In December, South Korea passed laws to scrap the traditional method and fully adopt the international standard.

"We expect legal disputes, complaints and social confusion that have been caused over how to calculate ages will be greatly reduced," Minister of Government Legislation Lee Wan-kyu told a briefing on Monday.

According to a government survey conducted in September 2022, 86% of South Koreans said they would use the international age in their everyday life when the new laws took effect.

"I was about to turn 30 next year (under the traditional Korean age system) but now I have some more time earned and I love it," Choi Hyun-ji, a 27-year-old office worker in Seoul, said.

"It's just great to feel like getting younger," they added.

China, Japan, and even North Korea dropped the system decades ago but it has endured in the South, even as the land that gave the world K-pop and kimchi played a larger role on the international stage.

Some key areas, including the school year, eligibility for compulsory military service, and the legal drinking age, are determined by the other separate age system - known as "year age" - where a person's age is calculated from zero at birth and a year is added on 1 January.

Officials said that method would remain for the time being.

This means that, for example, everyone born in 2004 - whether January or December - is eligible to begin the military enlistment process from 1 January 2023, because they are all legally considered to have met the minimum required age of 19.

A baby born on 31 December would be considered two-years-old
on 1 January in Korean age (Stock image)

"It's confusing when a foreigner asks me how old I am as I know they mean international age, so I have to do some calculations," office worker Hong Suk-min told AFP.

Mr Hong added, after a thoughtful pause, that he was 45 in international age and 47 under the Korean system.

The official change will have limited practical impact: many legal and administrative functions, including the age listed on a passport, the age at which one can be prosecuted as a juvenile, retirement benefits, or healthcare services, already uses date-of-birth rather than Korean age.
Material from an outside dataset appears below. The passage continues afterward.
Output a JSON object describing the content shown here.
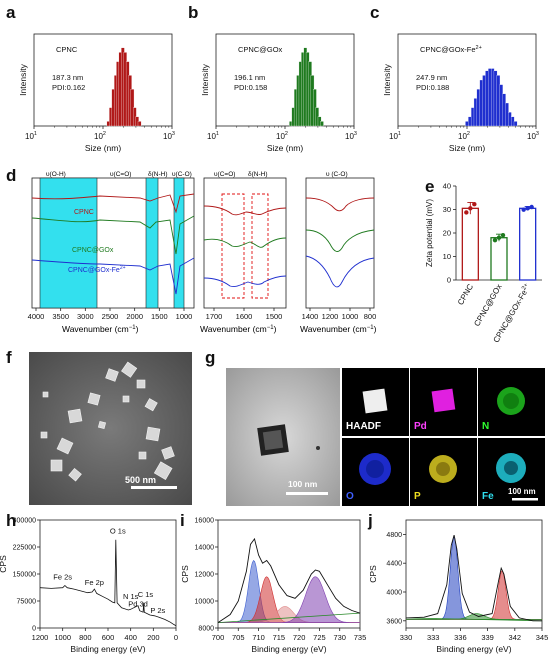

The government hopes the change will ease confusion and cites, for example, the issue of older Koreans who may believe they are eligible for pensions and free travel benefits several years before they legally are.

Complex calculation

"There is a difference between the age Koreans use in their daily lives and their legal age and because of that, various legal disputes may arise," Seoul's Minister of Government Legislation Lee Wan-kyu told AFP.

Mr Lee, who is overseeing the official age change, opened a media briefing on Monday by attempting to teach the assembled Korean journalists how to determine how old they are.
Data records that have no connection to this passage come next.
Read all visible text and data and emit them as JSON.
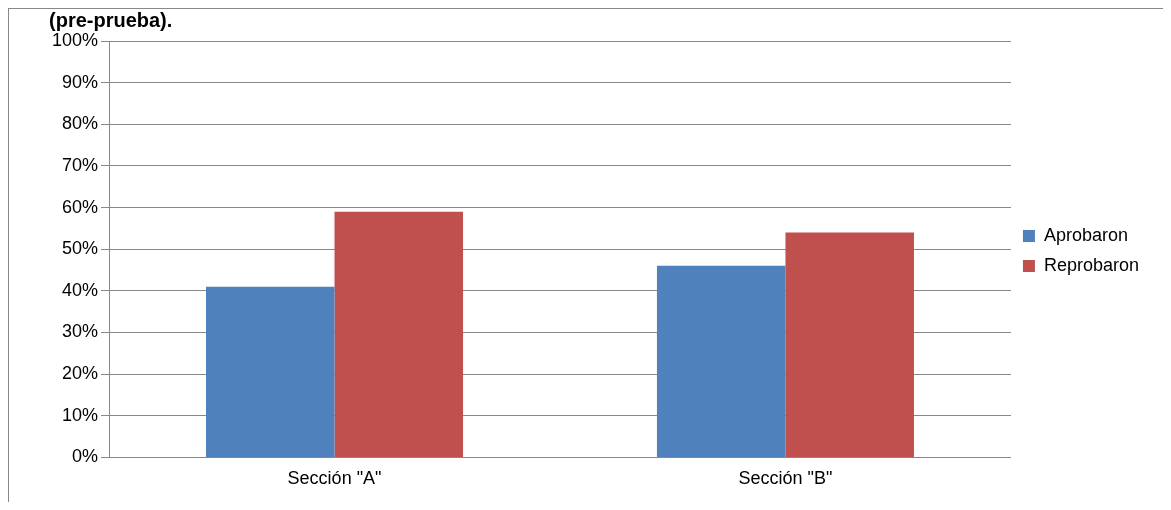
{
  "chart_data": {
    "type": "bar",
    "title": "(pre-prueba).",
    "categories": [
      "Sección \"A\"",
      "Sección \"B\""
    ],
    "series": [
      {
        "name": "Aprobaron",
        "color": "#4f81bd",
        "values": [
          41,
          46
        ]
      },
      {
        "name": "Reprobaron",
        "color": "#c0504d",
        "values": [
          59,
          54
        ]
      }
    ],
    "ylim": [
      0,
      100
    ],
    "yticks": [
      {
        "value": 0,
        "label": "0%"
      },
      {
        "value": 10,
        "label": "10%"
      },
      {
        "value": 20,
        "label": "20%"
      },
      {
        "value": 30,
        "label": "30%"
      },
      {
        "value": 40,
        "label": "40%"
      },
      {
        "value": 50,
        "label": "50%"
      },
      {
        "value": 60,
        "label": "60%"
      },
      {
        "value": 70,
        "label": "70%"
      },
      {
        "value": 80,
        "label": "80%"
      },
      {
        "value": 90,
        "label": "90%"
      },
      {
        "value": 100,
        "label": "100%"
      }
    ],
    "grid": "y",
    "legend": "right"
  }
}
"Subtract your birth year from the current year. If your birthday has passed, that's how old you are, and if your birthday has not passed, subtract one to get your age," he said.

The government might consider revising the use of "year age" for such areas depending on how the current changes go, Mr Lee said.

'Age matters'

The idea behind "year age" is to ease South Korea's linguistic-linked hierarchies by ensuring that everyone in one school year is considered the same age and so can speak to each other without using honorifics.

"Age really matters" in South Korean culture, anthropologist Mo Hyun-joo told AFP, because it affects one's relative social status and dictates which titles and honorifics one must use for others.

"It's hard to communicate with people without knowing their age," she said.

People typically use terms such as "unni" and "oppa" - meaning older sister and older brother respectively - rather than names in conversation, she said.

South Korea's "hierarchical age-based culture (might) become neutralised a little" over time, Ms Mo said, because people become more used to using international age in school settings, for example.

For now most South Koreans, such as schoolboy Yoon Jae-ha from the southern port town of Busan, can simply enjoy feeling younger as the new legislation comes into effect.

"My age has shrunk," he said.

"I like being younger because then my mum will take care of me longer."